El posicionamiento del PRI enfatiza que el modelo instaurado en Venezuela, caracterizado por la anulación de las instituciones y el control mediante el miedo, debe servir como una advertencia global. La dirigencia nacional subrayó que ningún poder es eterno cuando se ejerce en contra de la voluntad popular y pisoteando las libertades fundamentales. Desde México, el partido reconoció que la defensa de la dignidad humana no es solo un derecho, sino una “obligación moral” de los pueblos que aspiran a decidir su propio destino sin la sombra de la represión.

De acuerdo con el análisis del partido, el colapso de este sistema autoritario abre una nueva etapa de esperanza para la región, reafirmando que la libertad siempre encuentra el camino para abrirse paso. El PRI Nacional destacó que su postura no es solo una observación de política exterior, sino un compromiso con la democracia mexicana, alertando sobre los riesgos de permitir que se erosionen los contrapesos institucionales. Para el partido, la estabilidad de las naciones depende directamente del respeto irrestricto a la ley y de la autonomía de los Poderes del Estado.

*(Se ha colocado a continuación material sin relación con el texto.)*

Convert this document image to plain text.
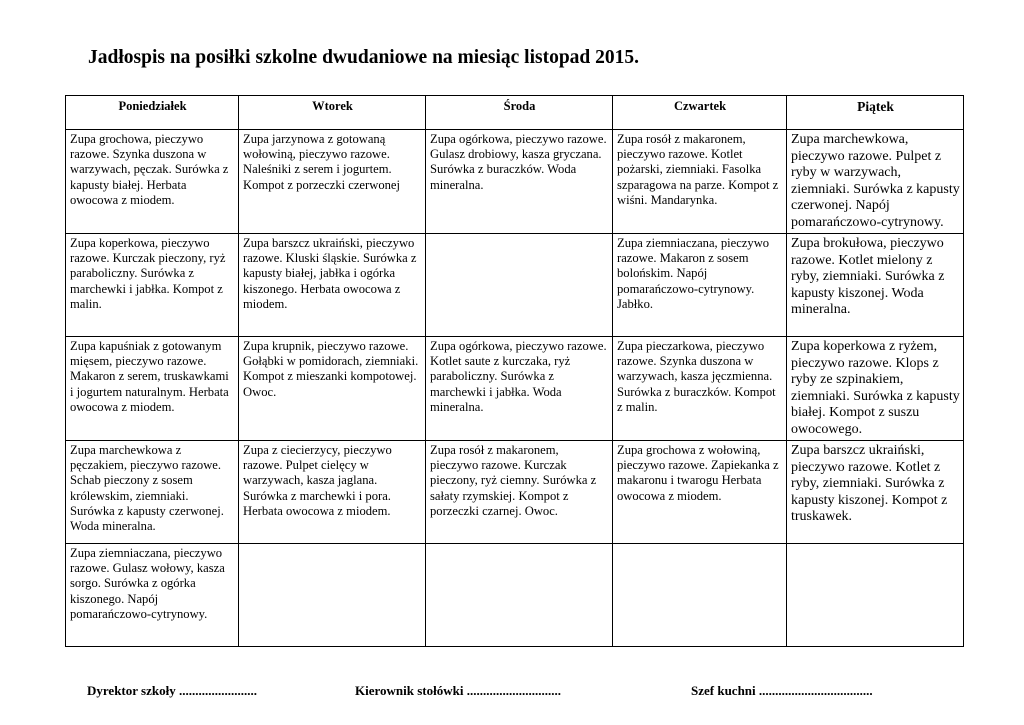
Jadłospis na posiłki szkolne dwudaniowe na miesiąc listopad 2015.
Poniedziałek	Wtorek	Środa	Czwartek	Piątek
Zupa grochowa, pieczywo razowe. Szynka duszona w warzywach, pęczak. Surówka z kapusty białej. Herbata owocowa z miodem.	Zupa jarzynowa z gotowaną wołowiną, pieczywo razowe. Naleśniki z serem i jogurtem. Kompot z porzeczki czerwonej	Zupa ogórkowa, pieczywo razowe. Gulasz drobiowy, kasza gryczana. Surówka z buraczków. Woda mineralna.	Zupa rosół z makaronem, pieczywo razowe. Kotlet pożarski, ziemniaki. Fasolka szparagowa na parze. Kompot z wiśni. Mandarynka.	Zupa marchewkowa, pieczywo razowe. Pulpet z ryby w warzywach, ziemniaki. Surówka z kapusty czerwonej. Napój pomarańczowo-cytrynowy.
Zupa koperkowa, pieczywo razowe. Kurczak pieczony, ryż paraboliczny. Surówka z marchewki i jabłka. Kompot z malin.	Zupa barszcz ukraiński, pieczywo razowe. Kluski śląskie. Surówka z kapusty białej, jabłka i ogórka kiszonego. Herbata owocowa z miodem.		Zupa ziemniaczana, pieczywo razowe. Makaron z sosem bolońskim. Napój pomarańczowo-cytrynowy. Jabłko.	Zupa brokułowa, pieczywo razowe. Kotlet mielony z ryby, ziemniaki. Surówka z kapusty kiszonej. Woda mineralna.
Zupa kapuśniak z gotowanym mięsem, pieczywo razowe. Makaron z serem, truskawkami i jogurtem naturalnym. Herbata owocowa z miodem.	Zupa krupnik, pieczywo razowe. Gołąbki w pomidorach, ziemniaki. Kompot z mieszanki kompotowej. Owoc.	Zupa ogórkowa, pieczywo razowe. Kotlet saute z kurczaka, ryż paraboliczny. Surówka z marchewki i jabłka. Woda mineralna.	Zupa pieczarkowa, pieczywo razowe. Szynka duszona w warzywach, kasza jęczmienna. Surówka z buraczków. Kompot z malin.	Zupa koperkowa z ryżem, pieczywo razowe. Klops z ryby ze szpinakiem, ziemniaki. Surówka z kapusty białej. Kompot z suszu owocowego.
Zupa marchewkowa z pęczakiem, pieczywo razowe. Schab pieczony z sosem królewskim, ziemniaki. Surówka z kapusty czerwonej. Woda mineralna.	Zupa z ciecierzycy, pieczywo razowe. Pulpet cielęcy w warzywach, kasza jaglana. Surówka z marchewki i pora. Herbata owocowa z miodem.	Zupa rosół z makaronem, pieczywo razowe. Kurczak pieczony, ryż ciemny. Surówka z sałaty rzymskiej. Kompot z porzeczki czarnej. Owoc.	Zupa grochowa z wołowiną, pieczywo razowe. Zapiekanka z makaronu i twarogu Herbata owocowa z miodem.	Zupa barszcz ukraiński, pieczywo razowe. Kotlet z ryby, ziemniaki. Surówka z kapusty kiszonej. Kompot z truskawek.
Zupa ziemniaczana, pieczywo razowe. Gulasz wołowy, kasza sorgo. Surówka z ogórka kiszonego. Napój pomarańczowo-cytrynowy.				
Dyrektor szkoły ........................	Kierownik stołówki .............................	Szef kuchni ...................................
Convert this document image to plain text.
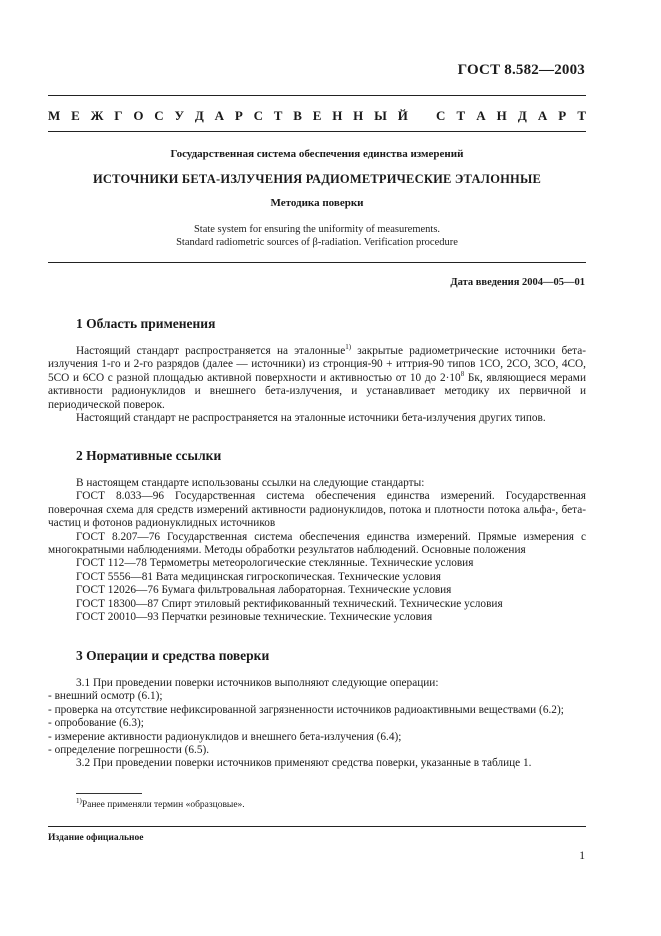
ГОСТ 8.582—2003
М Е Ж Г О С У Д А Р С Т В Е Н Н Ы Й С Т А Н Д А Р Т
Государственная система обеспечения единства измерений
ИСТОЧНИКИ БЕТА-ИЗЛУЧЕНИЯ РАДИОМЕТРИЧЕСКИЕ ЭТАЛОННЫЕ
Методика поверки
State system for ensuring the uniformity of measurements.
Standard radiometric sources of β-radiation. Verification procedure
Дата введения 2004—05—01
1 Область применения

Настоящий стандарт распространяется на эталонные$^{1)}$ закрытые радиометрические источники бета-излучения 1-го и 2-го разрядов (далее — источники) из стронция-90 + иттрия-90 типов 1СО, 2СО, 3СО, 4СО, 5СО и 6СО с разной площадью активной поверхности и активностью от 10 до $2\cdot 10^8$ Бк, являющиеся мерами активности радионуклидов и внешнего бета-излучения, и устанавливает методику их первичной и периодической поверок.

Настоящий стандарт не распространяется на эталонные источники бета-излучения других типов.

2 Нормативные ссылки

В настоящем стандарте использованы ссылки на следующие стандарты:

ГОСТ 8.033—96 Государственная система обеспечения единства измерений. Государственная поверочная схема для средств измерений активности радионуклидов, потока и плотности потока альфа-, бета-частиц и фотонов радионуклидных источников

ГОСТ 8.207—76 Государственная система обеспечения единства измерений. Прямые измерения с многократными наблюдениями. Методы обработки результатов наблюдений. Основные положения

ГОСТ 112—78 Термометры метеорологические стеклянные. Технические условия

ГОСТ 5556—81 Вата медицинская гигроскопическая. Технические условия

ГОСТ 12026—76 Бумага фильтровальная лабораторная. Технические условия

ГОСТ 18300—87 Спирт этиловый ректификованный технический. Технические условия

ГОСТ 20010—93 Перчатки резиновые технические. Технические условия

3 Операции и средства поверки

3.1 При проведении поверки источников выполняют следующие операции:

- внешний осмотр (6.1);

- проверка на отсутствие нефиксированной загрязненности источников радиоактивными веществами (6.2);

- опробование (6.3);

- измерение активности радионуклидов и внешнего бета-излучения (6.4);

- определение погрешности (6.5).

3.2 При проведении поверки источников применяют средства поверки, указанные в таблице 1.

$^{1)}$Ранее применяли термин «образцовые».
Издание официальное
1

El PRI reiteró su papel como el baluarte de la institucionalidad en México, llamando a la sociedad a mantenerse vigilante ante cualquier asomo de autoritarismo. El mensaje concluye con una visión optimista sobre el futuro de la democracia en el continente, asegurando que el partido seguirá trabajando para fortalecer los valores que garantizan la paz y el progreso. Con este pronunciamiento, el PRI se consolida como la voz más clara en la defensa de los derechos ciudadanos, posicionándose como el referente de orden y libertad frente a las crisis que atraviesa la región.